1952 children's novel by Enid Blyton

Five Have A Wonderful Time (published in 1952) is a popular children's book written by Enid Blyton. It is the eleventh novel in the Famous Five series of books.

==Plot==
George has caught a cold due to bathing in the sea in April and, as such, is unable to join Julian, Dick, and Anne on their planned caravan trip. The other children have already set up their caravans on a hill opposite Faynights Castle. George is on the mend from her cold, so she writes a postcard to let Julian, Dick, and Anne know that they should meet her at the railway station the next day. That day, the children learn that two scientists have gone missing. It’s presumed that the scientists are traitors, and have fled the country to sell secrets.

A traveling fair arrives and sets up camp directly next to the Kirrin Children. The children attempt to make friends with the performers, but the performers do not feel the same way. Performers include Alfredo the Fire-Eater, Bufflo the Whip Cracker and his assistant Skippy, Mr. India Rubber, and Mr. Slither, the snake-man. The tension between the children and performers finally culminates in the performers waiting until the children have gone for a walk and then hitching up their own horses to the children’s caravans to move them to another field. The field that the caravans have been moved to is owned by a farmer who orders the children off his property.
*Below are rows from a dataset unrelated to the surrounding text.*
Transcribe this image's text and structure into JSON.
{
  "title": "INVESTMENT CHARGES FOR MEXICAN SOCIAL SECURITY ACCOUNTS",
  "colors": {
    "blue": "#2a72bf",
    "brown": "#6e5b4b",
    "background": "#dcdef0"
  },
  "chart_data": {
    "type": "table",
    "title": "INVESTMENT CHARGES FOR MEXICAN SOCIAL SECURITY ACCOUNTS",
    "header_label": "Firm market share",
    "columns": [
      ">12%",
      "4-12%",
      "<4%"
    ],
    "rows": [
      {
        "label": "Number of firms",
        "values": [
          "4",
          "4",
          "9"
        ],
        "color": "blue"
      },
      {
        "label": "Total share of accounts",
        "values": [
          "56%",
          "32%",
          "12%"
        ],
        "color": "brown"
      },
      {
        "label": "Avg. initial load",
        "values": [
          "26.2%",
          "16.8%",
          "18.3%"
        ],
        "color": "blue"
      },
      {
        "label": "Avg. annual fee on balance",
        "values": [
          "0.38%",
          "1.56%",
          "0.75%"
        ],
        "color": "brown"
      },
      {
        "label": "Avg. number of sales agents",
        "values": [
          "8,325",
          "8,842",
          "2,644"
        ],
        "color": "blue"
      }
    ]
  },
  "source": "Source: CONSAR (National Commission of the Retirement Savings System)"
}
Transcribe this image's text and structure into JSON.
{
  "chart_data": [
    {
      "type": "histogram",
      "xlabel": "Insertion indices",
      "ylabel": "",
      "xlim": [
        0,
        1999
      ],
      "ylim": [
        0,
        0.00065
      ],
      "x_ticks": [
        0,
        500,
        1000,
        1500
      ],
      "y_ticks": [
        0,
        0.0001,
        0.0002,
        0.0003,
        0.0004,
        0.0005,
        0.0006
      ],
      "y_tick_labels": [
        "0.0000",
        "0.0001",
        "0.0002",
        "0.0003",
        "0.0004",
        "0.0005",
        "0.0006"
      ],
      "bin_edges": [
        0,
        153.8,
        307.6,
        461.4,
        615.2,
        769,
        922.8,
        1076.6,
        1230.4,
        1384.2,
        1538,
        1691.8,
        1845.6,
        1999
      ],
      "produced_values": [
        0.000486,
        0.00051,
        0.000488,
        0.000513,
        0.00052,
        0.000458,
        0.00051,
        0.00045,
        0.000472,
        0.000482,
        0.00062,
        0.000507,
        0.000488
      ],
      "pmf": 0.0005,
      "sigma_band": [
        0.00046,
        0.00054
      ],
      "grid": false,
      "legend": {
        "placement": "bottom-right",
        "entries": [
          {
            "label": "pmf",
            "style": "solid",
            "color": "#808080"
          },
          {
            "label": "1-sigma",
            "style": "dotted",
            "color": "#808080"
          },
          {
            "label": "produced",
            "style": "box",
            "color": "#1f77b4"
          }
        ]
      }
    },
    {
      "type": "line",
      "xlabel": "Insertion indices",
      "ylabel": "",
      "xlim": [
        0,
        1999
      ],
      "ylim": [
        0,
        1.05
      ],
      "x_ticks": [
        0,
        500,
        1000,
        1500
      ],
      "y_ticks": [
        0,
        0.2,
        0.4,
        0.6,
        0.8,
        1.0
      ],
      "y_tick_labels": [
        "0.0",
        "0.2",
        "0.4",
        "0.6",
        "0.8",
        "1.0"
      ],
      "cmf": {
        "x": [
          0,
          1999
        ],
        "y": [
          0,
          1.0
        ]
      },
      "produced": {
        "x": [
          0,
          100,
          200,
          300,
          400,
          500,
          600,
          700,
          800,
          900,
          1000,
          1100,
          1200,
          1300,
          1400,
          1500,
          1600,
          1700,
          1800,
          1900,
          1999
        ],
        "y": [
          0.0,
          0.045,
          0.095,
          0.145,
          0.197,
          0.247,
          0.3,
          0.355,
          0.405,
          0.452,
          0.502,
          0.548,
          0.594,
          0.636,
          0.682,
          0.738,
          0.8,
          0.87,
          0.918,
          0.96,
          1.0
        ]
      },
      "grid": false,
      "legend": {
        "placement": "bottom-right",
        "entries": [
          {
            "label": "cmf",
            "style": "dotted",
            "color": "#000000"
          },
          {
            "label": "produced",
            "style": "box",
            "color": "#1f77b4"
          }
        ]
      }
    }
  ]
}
Unfortunately, the Kirrins are unable to move their caravans without borrowing horses from the performers. Julian and Dick leave to speak to the performers but are unsuccessful in their attempt to borrow the horses. During this time, their old friend Jo (first introduced in Five Fall into Adventure) arrives and joins the Kirrin children. Jo aids Julian and Dick in convincing the fair performers to let them borrow their horses.

While Jo and the children are enjoying a picnic on the hill, Dick spots a face in the window of the castle tower. Julian also confirms that he sees a face, and vows to investigate further. The other children try to see the face in the window but do not see it. The children are convinced that the face in the window must belong to one of the missing scientists, but when they search the grounds the next day during a tour of the castle, they find no evidence. The steps leading up to the tower have crumbled, making it impossible to access the rooms at the top. Julian learns from the ticket lady that two men from the Society for the Preservation of Old Buildings visited the grounds yesterday. He calls the Society to confirm, and the Society tells him that nobody has been there.

The children decided to investigate the castle at nighttime and find that a chunk of the castle wall has been hollowed. The hollowed spot reveals an entrance to a secret passage in the wall that leads up to the tower itself. There the children find one of the missing scientists, Terry-Kane, being held captive. Quickly, they realize that the other scientist, Pottersham, is holding Terry-Kane captive. The children attempt a rescue which fails, and are captured themselves. The fair performers soon realize that the children are missing and attempt a rescue by climbing up the tower to the window where the children first saw the face. Pottersham is overpowered and is finally defeated by the help of Mr. Slither’s snake. Pottersham is taken to the police, where he gives a full confession.

==Adaptations==
The gamebook The Missing Scientist Game (1988) was based on this novel.